I’ve done a lot of research and planning to ensure that I give my children the best education I can, but with the passage in the Utah State House of Representative Draxler’s Mining literacy bill today, I’m concerned that there might be a major gap in my kids’ education. The bill allocates money (from a fund paid for by the oil and gas industry for reclaiming abandoned wells) to develop curriculum explaining the positive side of the oil and gas industry.
From the article linked above:
“The critical reason [for the bill] is balance,” Draxler told TPM in an interview. “I believe that the development of natural resources sometimes gets an unjust black eye.”
“They are being taught a lot about recycling and conservation and global warming,” he said, adding that he did not oppose students learning about those things. “But very few of them know about the petroleum industry and the mining industry.”

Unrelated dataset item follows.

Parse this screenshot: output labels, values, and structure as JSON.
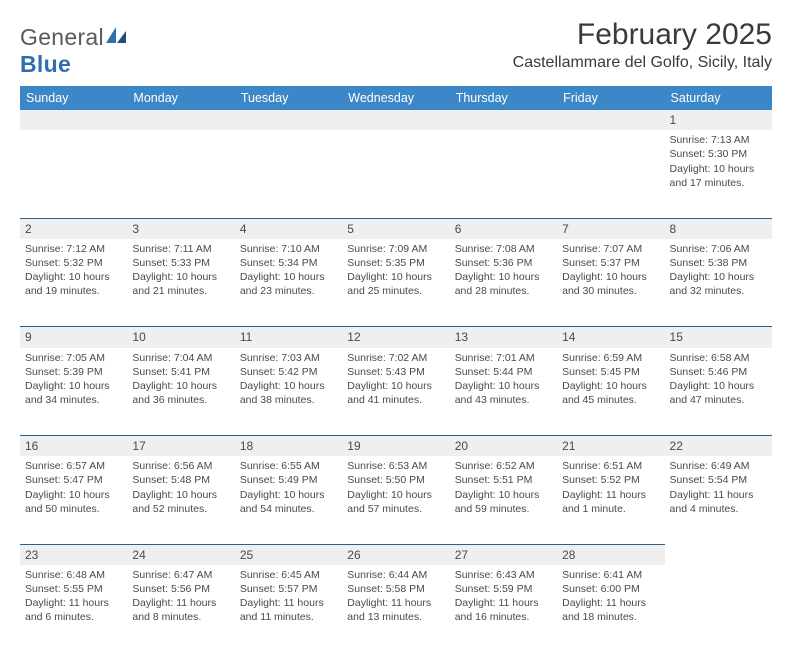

Shoot, I teach my kids about recycling and the benefits of car-light travel, but what about the relatively tiny environmental impact of drilling an oil well or mining coal through mountaintop removal? They’re only hearing the bad parts, especially with the media going on and on about the oil spill in the Gulf of Mexico (not to mention the two oil spills we’ve had here in Salt Lake in the past year). Where’s the balance?

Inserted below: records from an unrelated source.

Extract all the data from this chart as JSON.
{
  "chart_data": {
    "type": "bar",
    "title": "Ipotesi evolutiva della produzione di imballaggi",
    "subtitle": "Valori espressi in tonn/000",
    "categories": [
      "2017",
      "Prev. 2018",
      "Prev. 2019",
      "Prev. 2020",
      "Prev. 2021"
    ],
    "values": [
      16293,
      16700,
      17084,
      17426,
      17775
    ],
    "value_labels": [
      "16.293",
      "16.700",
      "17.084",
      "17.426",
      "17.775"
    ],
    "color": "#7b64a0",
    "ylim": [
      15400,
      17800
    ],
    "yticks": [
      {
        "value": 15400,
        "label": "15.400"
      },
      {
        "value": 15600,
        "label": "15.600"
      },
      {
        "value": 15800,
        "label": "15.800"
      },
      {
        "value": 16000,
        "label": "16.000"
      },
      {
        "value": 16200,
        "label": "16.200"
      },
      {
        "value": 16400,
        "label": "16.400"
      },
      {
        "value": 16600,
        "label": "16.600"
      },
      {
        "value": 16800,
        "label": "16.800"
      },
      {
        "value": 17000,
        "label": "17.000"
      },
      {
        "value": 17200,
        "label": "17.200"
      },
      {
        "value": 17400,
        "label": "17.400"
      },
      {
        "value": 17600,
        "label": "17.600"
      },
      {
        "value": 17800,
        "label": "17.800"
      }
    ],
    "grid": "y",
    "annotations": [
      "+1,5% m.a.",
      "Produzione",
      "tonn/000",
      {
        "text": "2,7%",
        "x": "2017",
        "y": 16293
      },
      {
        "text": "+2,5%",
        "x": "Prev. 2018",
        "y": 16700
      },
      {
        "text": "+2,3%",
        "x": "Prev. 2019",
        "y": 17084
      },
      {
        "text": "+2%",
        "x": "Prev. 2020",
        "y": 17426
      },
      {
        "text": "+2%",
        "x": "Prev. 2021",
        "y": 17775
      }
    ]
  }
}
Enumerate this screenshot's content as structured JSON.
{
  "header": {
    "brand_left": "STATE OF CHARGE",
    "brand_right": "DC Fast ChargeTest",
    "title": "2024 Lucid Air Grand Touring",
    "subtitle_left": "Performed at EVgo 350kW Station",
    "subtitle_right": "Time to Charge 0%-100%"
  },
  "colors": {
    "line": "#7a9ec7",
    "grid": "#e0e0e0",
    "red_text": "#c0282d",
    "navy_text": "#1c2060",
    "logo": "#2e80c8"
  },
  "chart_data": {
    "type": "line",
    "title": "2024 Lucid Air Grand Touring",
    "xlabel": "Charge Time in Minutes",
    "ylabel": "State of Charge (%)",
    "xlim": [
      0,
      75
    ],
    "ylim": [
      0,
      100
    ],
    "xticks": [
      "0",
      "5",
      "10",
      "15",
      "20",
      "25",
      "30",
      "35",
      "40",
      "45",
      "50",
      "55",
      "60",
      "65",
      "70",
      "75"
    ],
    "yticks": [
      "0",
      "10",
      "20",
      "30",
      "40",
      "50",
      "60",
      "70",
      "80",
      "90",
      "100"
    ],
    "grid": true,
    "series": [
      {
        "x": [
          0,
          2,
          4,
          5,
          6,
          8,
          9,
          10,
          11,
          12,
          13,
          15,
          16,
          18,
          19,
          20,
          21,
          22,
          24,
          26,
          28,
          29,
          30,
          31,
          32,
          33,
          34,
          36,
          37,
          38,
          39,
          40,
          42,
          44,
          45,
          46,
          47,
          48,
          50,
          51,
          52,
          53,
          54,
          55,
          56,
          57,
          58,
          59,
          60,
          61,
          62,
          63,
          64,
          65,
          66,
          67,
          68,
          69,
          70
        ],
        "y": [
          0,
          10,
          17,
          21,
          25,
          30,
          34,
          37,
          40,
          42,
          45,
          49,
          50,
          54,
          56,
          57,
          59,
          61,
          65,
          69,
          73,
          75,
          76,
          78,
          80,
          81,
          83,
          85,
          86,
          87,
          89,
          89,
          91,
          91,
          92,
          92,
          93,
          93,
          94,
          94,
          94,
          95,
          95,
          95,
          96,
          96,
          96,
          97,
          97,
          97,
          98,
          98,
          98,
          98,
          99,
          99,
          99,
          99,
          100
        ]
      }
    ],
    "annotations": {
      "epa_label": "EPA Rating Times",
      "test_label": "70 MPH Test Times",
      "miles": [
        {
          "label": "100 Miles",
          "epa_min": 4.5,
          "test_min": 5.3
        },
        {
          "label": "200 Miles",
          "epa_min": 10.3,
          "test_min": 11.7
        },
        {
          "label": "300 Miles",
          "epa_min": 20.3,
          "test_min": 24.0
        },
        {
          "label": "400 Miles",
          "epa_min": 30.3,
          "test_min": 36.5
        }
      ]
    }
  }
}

I’m going to try to get some industry-funded curriculum about the environmental impacts of mining for our homeschool. Maybe I can even attend a workshop to help me better teach the subject, like Draxler wants to have available for public school teachers.
While I’m at it, I’m going to have Nestle USA give us information about fighting childhood obesity for our nutrition curriculum. With products ranging from artificial baby milk to frozen pizza to non-dairy creamer, Nestle is a company that knows about obesity.
I wonder if I can get someone in the auto industry to develop curriculum about the benefits of individual automobile travel compared to taking public transportation.
Choosing to homeschool my children has put them at a decided disadvantage academically, but with a little effort, I think I can give them the same high-quality education they would otherwise receive from our public schools.
Now to order the Coke machine for in our kitchen.